This one disapproves of being photographed. It's moments like these when their inner dinosaur is most apparent. This posture is accompanied by hissing.
They are fierce, but their success rate in hatching is usually pretty low. This time of year the snakes have woken up, and are Hungry, and turkey eggs for breakfast sounds lovely. Raccoons will run a turkey off her nest to get the eggs. Unfortunately, short of dropping a cage over them, and wrapping it in electrified razor wire, there isn't much I can do. Some of them make it, though, and I guess that is natural selection at work.
Really, I wonder sometimes how any of the wild turkeys manage around here, we have quite a large population. They will even come over and socalize with ours sometimes. One wild hen decided to stay once, but that's another story. I think good nest site selection has a lot to do with successful hatching. The best nest choosing I have seen here is that of my Bourbon Red hen. Can't see her? Right!

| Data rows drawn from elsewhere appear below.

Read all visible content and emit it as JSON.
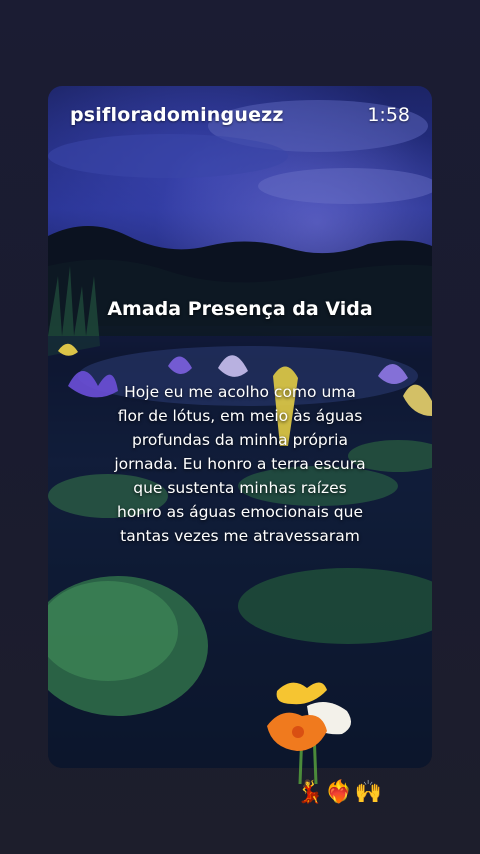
{
  "header": {
    "username": "psifloradominguezz",
    "time": "1:58"
  },
  "content": {
    "title": "Amada Presença da Vida",
    "lines": [
      "Hoje eu me acolho como uma",
      "flor de lótus, em meio às águas",
      "profundas da minha própria",
      "jornada. Eu honro a terra escura",
      "que sustenta minhas raízes",
      "honro as águas emocionais que",
      "tantas vezes me atravessaram"
    ]
  },
  "reactions": {
    "emojis": "💃❤️‍🔥🙌"
  },
  "colors": {
    "background": "#1a1b2f",
    "text": "#ffffff",
    "lotus_purple": "#6b4fd8",
    "lotus_yellow": "#f2d64b",
    "leaf_green": "#2f6b4a"
  }
}
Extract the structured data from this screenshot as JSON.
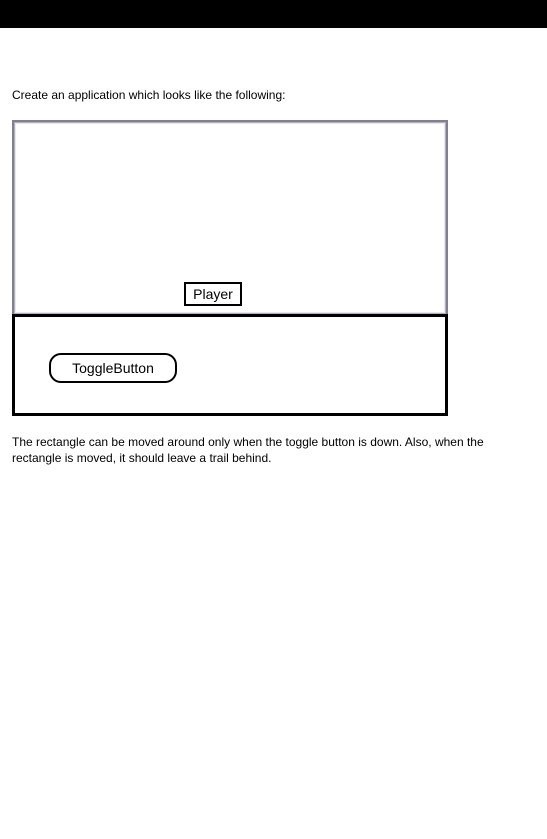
{
  "intro": "Create an application which looks like the following:",
  "mockup": {
    "player_label": "Player",
    "toggle_label": "ToggleButton"
  },
  "description": "The rectangle can be moved around only when the toggle button is down.  Also, when the rectangle is moved, it should leave a trail behind."
}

She is also surrounded by thorny roses and goji berries, (nature's barbed wire). I think she is pretty safe, smart girl! Her husband seems lonely without her though. I see him anxiously pacing by where she is setting. It reminds me of the old Warner Brothers cartoons, where the chicken mama is setting on a pile of eggs, and the rooster wears a path in the floor pacing back and forth, looking at his watch, or crossing off days on the calendar. Ha!